Early on, Lee became the new chip leader after forcing Englishman James Bord to lay down the best hand. Then, Marc Inizan and Brian Powell both picked up pocket eights and moved all-in before the flop. Lee called with Big Slick, had both players covered, and turned a king to leave his opponents drawing dead. Just like that, Lee stacked one-third of the chips in play and the field was trimmed to seven.
Fleyshman quickly went from first to worst after doubling up Danny Steinberg with A-Q against pocket kings. Steinberg, who had been aggressive throughout the tournament, 5bet all-in and Fleyshman called, but could not find an ace and became the short stack.
Nicolas Levi had the most controversial move of the night after pump-faking a call with A-10 on a board of 3-J-A-5-2 for top pair. Fleyshman led out with J-10 for second pair and Tournament Director Jack Effel was called over to make a ruling. In the end, Effel decided that Levi’s call counted and Fleyshman continued to stumble.
Fleyshman hit the rail after committing his final six big blinds with J-10 of diamonds and running up against Lee’s K-5. The door card was a king and Fleyshman exited the tournament area before the river card was dealt despite having an inside straight draw.
Bord and Levi, the two Brits left in the field, doubled up, but Lee continued his reign of terror. This time, he sent Steinberg to the rail with pocket fours against A-J of clubs. The board filled out Q-6-9-3-8 and Steinberg fell by the wayside in sixth place. Lee bumped Levi in fifth place soon afterward and scooped half of the chips in play. The knockout was Lee’s fifth of the night and the credits rolled on the first of two hour-long episodes.
The second episode, which premiered at 11:00pm ET on Sunday night, began with ESPN commentator Norman Chad asking tournament officials to revoke Lee’s passport for being a “poker terrorist.” Soon after, Roland de Wolfe, the lone bracelet winner at the final table, exited in fourth place after his K-Q could not overcome Fabrizio Baldassari’s A-8. Baldassari flopped two pair and a deuce on the turn meant de Wolfe was drawing dead on the river.

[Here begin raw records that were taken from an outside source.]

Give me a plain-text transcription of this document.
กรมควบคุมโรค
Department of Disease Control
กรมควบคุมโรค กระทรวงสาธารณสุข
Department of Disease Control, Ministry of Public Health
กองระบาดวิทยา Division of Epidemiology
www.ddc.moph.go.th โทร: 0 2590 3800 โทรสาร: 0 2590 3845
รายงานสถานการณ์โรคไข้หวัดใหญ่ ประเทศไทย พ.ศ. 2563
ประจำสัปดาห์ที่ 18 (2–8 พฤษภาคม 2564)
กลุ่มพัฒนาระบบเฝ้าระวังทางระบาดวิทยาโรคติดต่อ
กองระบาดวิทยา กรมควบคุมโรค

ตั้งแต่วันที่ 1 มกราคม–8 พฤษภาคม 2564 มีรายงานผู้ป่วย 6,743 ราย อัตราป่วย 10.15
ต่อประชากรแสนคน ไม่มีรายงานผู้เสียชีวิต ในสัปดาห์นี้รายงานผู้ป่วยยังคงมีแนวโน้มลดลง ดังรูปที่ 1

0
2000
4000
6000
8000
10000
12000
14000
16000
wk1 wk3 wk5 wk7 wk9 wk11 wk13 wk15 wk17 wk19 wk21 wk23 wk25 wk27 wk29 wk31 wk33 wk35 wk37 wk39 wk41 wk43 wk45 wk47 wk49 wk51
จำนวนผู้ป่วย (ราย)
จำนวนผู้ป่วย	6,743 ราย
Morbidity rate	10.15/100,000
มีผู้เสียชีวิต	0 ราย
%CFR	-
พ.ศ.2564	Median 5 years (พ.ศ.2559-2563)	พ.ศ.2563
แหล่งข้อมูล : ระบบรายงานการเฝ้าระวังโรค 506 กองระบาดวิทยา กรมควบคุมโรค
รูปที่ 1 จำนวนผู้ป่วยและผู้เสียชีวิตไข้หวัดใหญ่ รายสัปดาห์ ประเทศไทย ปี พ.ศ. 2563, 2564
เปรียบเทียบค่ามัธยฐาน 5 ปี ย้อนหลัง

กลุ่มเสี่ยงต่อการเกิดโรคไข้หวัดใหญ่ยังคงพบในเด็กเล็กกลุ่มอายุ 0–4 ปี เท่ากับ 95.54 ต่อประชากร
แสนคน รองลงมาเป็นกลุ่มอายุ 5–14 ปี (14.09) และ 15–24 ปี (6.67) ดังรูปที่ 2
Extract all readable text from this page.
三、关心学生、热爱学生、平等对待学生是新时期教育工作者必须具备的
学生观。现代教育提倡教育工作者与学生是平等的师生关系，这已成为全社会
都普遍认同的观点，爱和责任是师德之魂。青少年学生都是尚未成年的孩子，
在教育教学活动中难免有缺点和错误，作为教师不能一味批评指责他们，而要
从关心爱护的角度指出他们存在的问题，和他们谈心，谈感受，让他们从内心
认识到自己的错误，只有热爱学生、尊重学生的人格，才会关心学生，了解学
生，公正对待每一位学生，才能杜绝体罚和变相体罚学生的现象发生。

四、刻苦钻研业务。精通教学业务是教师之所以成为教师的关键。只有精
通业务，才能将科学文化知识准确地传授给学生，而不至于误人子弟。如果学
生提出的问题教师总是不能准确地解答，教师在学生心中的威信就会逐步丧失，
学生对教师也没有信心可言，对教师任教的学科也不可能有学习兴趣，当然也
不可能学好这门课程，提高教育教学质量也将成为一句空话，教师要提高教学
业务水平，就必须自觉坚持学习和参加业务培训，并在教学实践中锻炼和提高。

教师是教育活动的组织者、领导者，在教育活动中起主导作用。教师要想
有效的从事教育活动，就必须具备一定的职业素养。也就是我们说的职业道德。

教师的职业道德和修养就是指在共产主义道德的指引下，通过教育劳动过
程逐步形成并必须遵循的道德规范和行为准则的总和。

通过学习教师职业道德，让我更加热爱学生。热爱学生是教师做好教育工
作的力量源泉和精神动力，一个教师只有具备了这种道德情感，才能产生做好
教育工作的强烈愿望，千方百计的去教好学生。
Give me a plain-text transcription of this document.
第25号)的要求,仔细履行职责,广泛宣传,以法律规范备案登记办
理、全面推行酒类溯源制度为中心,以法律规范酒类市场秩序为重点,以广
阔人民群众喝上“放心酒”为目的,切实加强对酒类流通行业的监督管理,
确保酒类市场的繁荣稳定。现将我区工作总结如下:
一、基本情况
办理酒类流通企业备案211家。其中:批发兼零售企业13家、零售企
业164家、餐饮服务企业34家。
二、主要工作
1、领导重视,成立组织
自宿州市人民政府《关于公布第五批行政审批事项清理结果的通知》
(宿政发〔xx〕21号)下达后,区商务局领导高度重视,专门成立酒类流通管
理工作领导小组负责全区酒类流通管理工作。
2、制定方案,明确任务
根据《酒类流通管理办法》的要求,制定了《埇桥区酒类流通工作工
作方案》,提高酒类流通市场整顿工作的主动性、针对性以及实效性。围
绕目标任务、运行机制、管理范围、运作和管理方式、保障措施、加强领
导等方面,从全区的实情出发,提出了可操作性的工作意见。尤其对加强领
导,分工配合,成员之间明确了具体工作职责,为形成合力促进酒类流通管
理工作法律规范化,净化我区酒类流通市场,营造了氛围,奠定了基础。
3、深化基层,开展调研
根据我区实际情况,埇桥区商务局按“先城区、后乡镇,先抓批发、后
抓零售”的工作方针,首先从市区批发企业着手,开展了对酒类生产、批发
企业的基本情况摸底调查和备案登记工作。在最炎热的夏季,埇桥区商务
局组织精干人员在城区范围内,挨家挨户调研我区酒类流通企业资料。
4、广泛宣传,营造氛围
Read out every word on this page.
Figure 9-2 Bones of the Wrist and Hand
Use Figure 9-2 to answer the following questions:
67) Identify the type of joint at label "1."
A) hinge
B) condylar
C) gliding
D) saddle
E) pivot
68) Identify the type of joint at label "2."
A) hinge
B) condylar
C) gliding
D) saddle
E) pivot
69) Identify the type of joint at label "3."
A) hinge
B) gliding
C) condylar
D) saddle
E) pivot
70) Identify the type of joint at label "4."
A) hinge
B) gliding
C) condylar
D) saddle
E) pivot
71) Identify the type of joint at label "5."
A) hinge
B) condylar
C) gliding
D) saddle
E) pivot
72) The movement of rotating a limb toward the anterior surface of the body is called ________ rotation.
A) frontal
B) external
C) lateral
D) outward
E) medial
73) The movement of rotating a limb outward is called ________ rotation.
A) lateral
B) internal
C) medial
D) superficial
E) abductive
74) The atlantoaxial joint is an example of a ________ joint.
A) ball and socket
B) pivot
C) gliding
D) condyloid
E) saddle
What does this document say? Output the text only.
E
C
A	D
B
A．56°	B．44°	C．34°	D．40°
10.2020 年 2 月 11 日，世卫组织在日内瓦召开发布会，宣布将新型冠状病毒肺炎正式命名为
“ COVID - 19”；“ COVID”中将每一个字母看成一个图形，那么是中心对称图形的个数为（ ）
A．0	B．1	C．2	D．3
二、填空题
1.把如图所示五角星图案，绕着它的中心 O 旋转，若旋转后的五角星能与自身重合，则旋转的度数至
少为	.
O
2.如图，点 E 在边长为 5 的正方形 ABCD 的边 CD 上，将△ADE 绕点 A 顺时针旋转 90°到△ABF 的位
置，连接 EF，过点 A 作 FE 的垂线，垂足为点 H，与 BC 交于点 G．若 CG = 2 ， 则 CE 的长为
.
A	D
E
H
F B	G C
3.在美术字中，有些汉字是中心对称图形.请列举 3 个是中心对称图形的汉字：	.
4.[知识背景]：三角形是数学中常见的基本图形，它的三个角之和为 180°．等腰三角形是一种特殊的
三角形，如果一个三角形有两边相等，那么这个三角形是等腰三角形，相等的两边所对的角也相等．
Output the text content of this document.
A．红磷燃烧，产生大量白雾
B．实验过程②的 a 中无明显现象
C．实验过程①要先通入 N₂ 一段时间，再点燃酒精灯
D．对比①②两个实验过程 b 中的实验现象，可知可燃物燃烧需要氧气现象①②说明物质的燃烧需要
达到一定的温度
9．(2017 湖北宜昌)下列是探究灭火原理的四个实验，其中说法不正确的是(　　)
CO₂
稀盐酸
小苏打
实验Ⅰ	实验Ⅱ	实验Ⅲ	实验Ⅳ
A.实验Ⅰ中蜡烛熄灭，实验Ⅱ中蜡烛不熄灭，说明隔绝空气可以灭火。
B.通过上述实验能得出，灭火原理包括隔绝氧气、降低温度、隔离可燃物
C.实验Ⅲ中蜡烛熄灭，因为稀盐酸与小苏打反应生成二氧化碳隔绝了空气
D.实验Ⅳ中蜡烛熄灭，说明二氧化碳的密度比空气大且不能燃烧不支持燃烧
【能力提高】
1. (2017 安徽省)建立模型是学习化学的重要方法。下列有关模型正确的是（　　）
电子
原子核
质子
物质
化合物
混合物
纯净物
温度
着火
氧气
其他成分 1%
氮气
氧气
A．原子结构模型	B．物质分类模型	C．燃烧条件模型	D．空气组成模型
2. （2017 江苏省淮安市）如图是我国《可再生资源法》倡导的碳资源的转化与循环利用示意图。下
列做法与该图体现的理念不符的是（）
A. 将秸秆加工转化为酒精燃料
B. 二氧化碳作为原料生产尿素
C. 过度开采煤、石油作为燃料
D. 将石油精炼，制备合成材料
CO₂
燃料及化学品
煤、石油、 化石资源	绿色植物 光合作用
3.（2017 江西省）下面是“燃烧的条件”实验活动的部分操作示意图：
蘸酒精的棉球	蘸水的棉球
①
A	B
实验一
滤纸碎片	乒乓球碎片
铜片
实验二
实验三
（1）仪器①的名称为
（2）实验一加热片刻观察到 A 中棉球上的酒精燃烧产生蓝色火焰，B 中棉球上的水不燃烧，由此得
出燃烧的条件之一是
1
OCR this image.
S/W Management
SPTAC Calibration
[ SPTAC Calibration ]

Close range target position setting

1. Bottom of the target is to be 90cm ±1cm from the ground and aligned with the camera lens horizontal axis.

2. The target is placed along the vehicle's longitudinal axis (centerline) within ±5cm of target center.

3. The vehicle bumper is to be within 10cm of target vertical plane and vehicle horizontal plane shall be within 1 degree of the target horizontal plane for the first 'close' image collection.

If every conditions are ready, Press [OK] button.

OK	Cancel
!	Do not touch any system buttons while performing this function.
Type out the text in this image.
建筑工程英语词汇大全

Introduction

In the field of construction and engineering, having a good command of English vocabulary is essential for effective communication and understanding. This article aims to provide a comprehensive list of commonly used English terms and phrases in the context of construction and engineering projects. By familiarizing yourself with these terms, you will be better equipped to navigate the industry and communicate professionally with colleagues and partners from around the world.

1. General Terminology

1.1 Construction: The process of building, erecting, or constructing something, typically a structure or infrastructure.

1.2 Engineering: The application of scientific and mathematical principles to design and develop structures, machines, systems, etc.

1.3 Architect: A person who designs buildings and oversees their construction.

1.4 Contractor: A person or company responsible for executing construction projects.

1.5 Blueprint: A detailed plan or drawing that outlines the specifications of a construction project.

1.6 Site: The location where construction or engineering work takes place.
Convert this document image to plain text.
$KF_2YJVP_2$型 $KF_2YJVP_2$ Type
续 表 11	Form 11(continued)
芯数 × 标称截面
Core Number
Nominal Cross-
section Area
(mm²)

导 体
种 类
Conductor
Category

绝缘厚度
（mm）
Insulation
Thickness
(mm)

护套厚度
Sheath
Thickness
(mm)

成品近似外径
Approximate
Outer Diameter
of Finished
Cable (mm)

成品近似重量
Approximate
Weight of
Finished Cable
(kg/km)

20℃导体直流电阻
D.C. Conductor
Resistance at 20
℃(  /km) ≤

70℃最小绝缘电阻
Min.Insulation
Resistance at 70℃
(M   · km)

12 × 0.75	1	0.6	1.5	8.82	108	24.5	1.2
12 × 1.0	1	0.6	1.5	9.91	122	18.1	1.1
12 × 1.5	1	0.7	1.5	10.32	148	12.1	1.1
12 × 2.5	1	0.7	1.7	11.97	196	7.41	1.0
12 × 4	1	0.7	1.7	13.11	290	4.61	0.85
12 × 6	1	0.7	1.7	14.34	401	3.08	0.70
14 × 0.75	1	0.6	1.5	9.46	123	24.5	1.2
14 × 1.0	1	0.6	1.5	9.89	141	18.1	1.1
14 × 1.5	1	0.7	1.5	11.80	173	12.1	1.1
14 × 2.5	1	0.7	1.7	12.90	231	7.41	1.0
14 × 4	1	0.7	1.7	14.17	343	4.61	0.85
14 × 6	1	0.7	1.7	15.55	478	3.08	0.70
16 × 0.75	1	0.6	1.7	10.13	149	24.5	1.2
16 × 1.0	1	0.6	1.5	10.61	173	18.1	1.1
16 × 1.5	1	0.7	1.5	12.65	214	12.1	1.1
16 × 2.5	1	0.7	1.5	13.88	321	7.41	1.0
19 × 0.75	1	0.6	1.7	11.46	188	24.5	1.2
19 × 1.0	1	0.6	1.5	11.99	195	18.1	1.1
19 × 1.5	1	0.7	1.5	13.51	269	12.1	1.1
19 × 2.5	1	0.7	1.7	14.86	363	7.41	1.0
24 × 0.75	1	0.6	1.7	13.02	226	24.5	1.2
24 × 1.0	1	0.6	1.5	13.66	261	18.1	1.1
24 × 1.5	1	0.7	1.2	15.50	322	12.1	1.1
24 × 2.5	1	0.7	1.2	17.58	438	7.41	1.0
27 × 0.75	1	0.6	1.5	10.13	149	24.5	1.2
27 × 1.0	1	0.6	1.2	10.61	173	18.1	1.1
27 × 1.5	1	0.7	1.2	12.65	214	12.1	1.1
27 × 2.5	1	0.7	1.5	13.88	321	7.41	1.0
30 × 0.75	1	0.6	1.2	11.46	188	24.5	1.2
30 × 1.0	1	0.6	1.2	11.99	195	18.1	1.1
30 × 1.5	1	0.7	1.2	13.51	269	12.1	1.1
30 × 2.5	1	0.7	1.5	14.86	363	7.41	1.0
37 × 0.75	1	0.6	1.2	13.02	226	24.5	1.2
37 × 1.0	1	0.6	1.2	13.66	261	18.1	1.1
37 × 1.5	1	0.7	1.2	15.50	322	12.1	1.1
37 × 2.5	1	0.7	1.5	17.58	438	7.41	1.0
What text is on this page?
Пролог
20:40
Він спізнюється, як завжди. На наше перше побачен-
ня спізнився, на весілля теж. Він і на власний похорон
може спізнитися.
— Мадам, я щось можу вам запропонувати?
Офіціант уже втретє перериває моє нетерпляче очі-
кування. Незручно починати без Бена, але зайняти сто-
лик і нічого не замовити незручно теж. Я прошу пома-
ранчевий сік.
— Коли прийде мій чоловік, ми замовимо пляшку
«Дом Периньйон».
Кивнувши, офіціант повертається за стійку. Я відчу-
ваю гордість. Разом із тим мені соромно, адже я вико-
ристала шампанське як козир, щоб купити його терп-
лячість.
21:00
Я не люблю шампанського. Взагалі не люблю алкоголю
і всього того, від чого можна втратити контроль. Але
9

Lee doubled up Bord with K-Q against A-3 to start a downward spiral. He then doubled up Baldassari after receiving a bad beat with A-K against A-4 to fall even further into the hole. Lee ultimately lost the chip lead to Baldassari and promptly bet all-in pre-flop with pocket fives against Bord’s A-K. Bord flopped a king, rivered another one for trips, and Lee was out in third place. Chad dubbed Lee’s downfall a “swift collapse” and heads-up play between the Monaco and U.K. natives began.
Baldassari ultimately ran pocket fives into pocket tens to end the 2010 WSOP Europe Main Event. Bord became the first British WSOP Europe Main Event champion ever and thanked Sam Trickett for helping perfect his tournament skills. His lively rail went into hysterics when their man won in a scene that reminded us of a frat party.
Sunday night marked the end of ESPN2’s coverage of the 2010 WSOP Europe Main Event. The tournament and other poker events re-air constantly on ESPN’s family of networks, so check your local listings for more details.